A TYPICAL young homebuyer who cashed in all their superannuation to buy a house would have less than 20 per cent of the deposit but lose more than $100,000 in retirement.

And the move could also end up costing the government up to $1.5 billion in extra pension costs because people would have less retirement savings.

That is the damning finding of an analysis by Industry Super Australia, which has found the idea mooted by some within the government to be a lose-lose scenario.

Under a range of scenarios, obtained by news.com.au, cashing in super would provide homebuyers only a small fraction of their mandatory deposit while costing them five times as much in the long run.
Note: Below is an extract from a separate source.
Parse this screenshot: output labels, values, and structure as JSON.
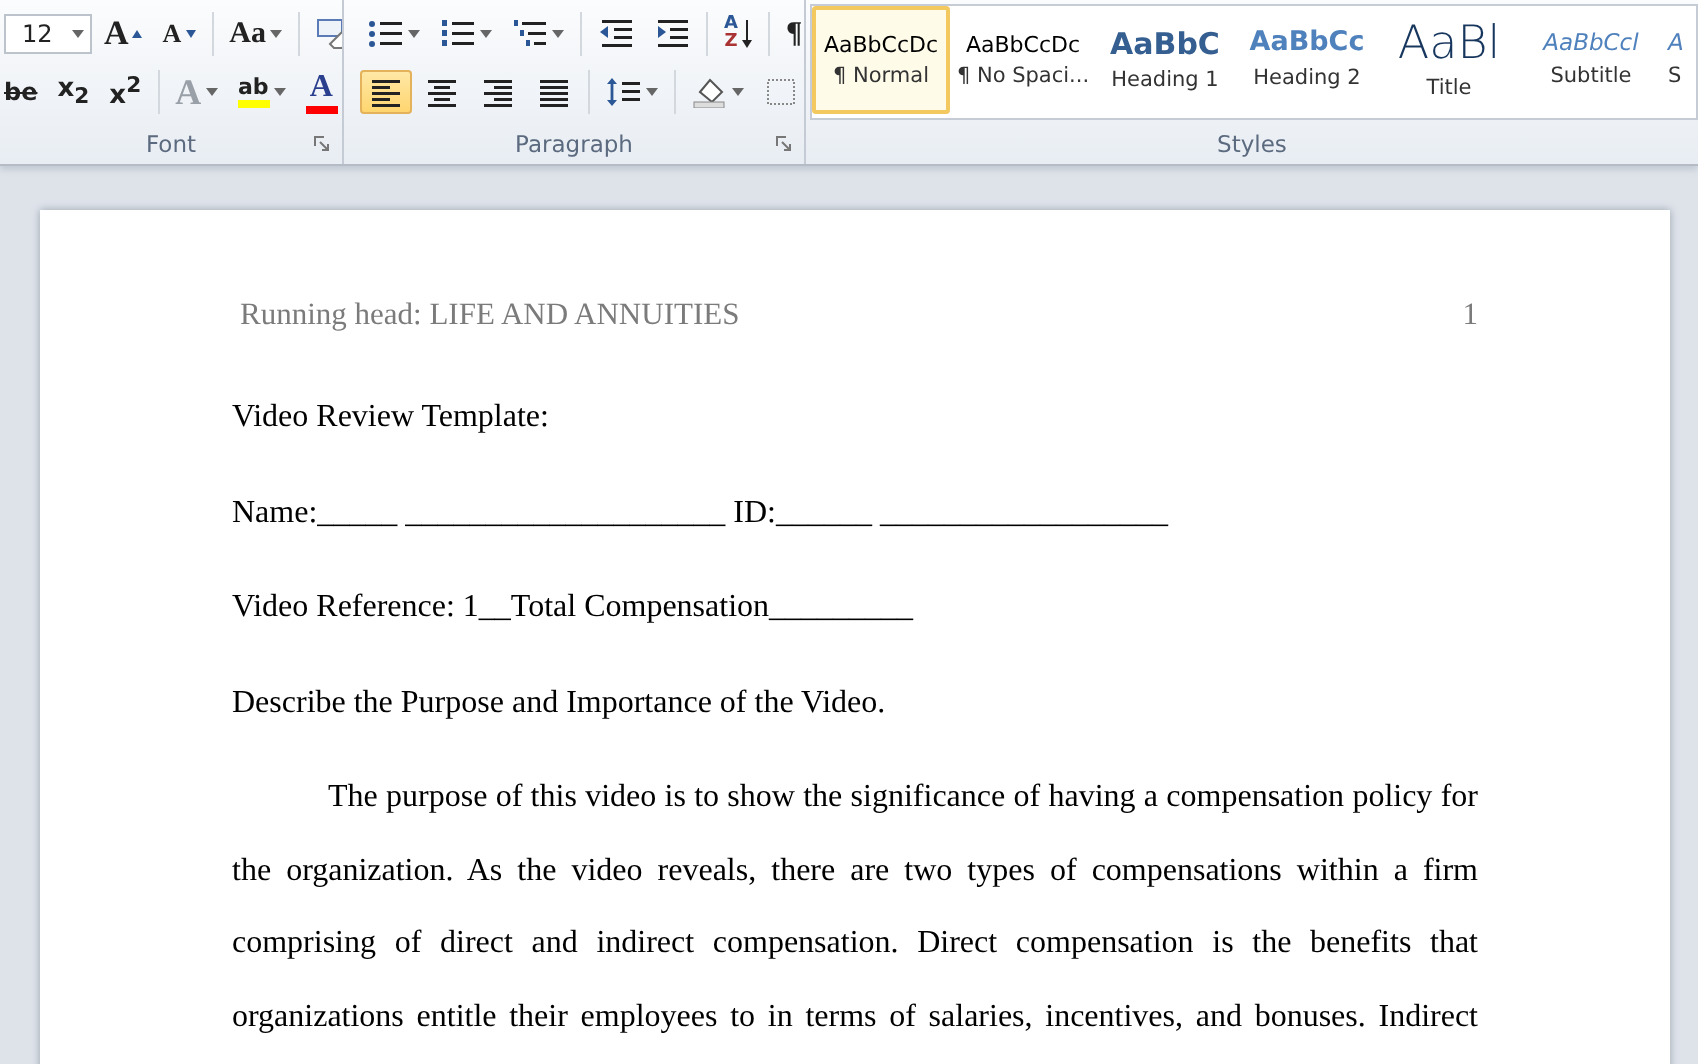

According to Australian Tax Office data from 2014-15 released last week, the total median superannuation balance for someone aged 24 to 29 is $19,739. Even if they cashed in the lot they would still need more than $95,000 extra for a 10 per cent deposit on a typical Sydney house. Meanwhile they would lose more than $100,000 in retirement.

Buying a house with super is not so perfect. Art: Chris "Roy" TaylorSource:Herald Sun

And even the most generous analysis paints a similar picture.

The ISA found that even a 30-year-old who already made the average full-time income of $80,000 a year who pulled out three full years of super contributions would have just $19,672. This is well below one-fifth of a deposit for a house in Sydney, where the median house price has just hit $1.15 million, and less than one quarter of the latest median Melbourne house price of $826,000.

At the same time that person’s super balance at the retirement age of 67 would drop by $101,864.

And for someone on the overall median income of $50,000, which includes part-time and casual workers, three years worth of super would be just $12,295 – just over 10 per cent of a typical Sydney deposit – while $63,665 would be lost at age 67.

This would mean those people would end up claiming $4,914 each in pension payments, the modelling shows.

The ISA has calculated that if just a third of first homebuyers were to take up this option this would end up costing the government $1.5 billion over a 10-year period.

The amount lost in super is double the amount you would gain in your home.
Picture: Kelly Rohan Source: News Corp Australia

“This is likely conservative as we have allowed only one person’s super withdrawal per first homeowner dwelling as well as a low $50k salary,” the analysis says.

And while it is true that the house investment would also increase in value, it would be less than half of what was lost in super, the ISA found.

Over 30 years for the $50k earner their $12,925 would translate into house equity of $28,974 and the $80k earner’s $19,680 would translate to $46,358, after accounting for inflation.

“The policy doesn’t seem to have a strong benefit for first homebuyers and will only drive housing prices further up while depleting members’ super balances and overall retirement outcomes,” ISA chief executive David Whiteley told news.com.au.

“For individuals the loss in super is not made up by increased house equity, leaving them with less going into retirement and with an increased reliance on the aged pension.

“The super system relies heavily on compound interest over a member’s lifetime to drive adequate retirement outcomes, dipping into super when balances are still relatively low will have negative effects on member’s ability to grow their balance and also lead to lack of diversification in their savings.

Mr Whiteley also said the increased cost to the pension would come back to haunt the government.

“Under this proposal we would see a blowout of aged pension costs along with reduced super balances. It would be like shooting the retirement system in the foot.

“Taxpayers would end up footing the bill with higher housing prices due to increased demand and reduced outcomes in retirement.

“The housing affordability crisis will not be resolved by damaging the superannuation system – it will only leave individuals much worse off in retirement.”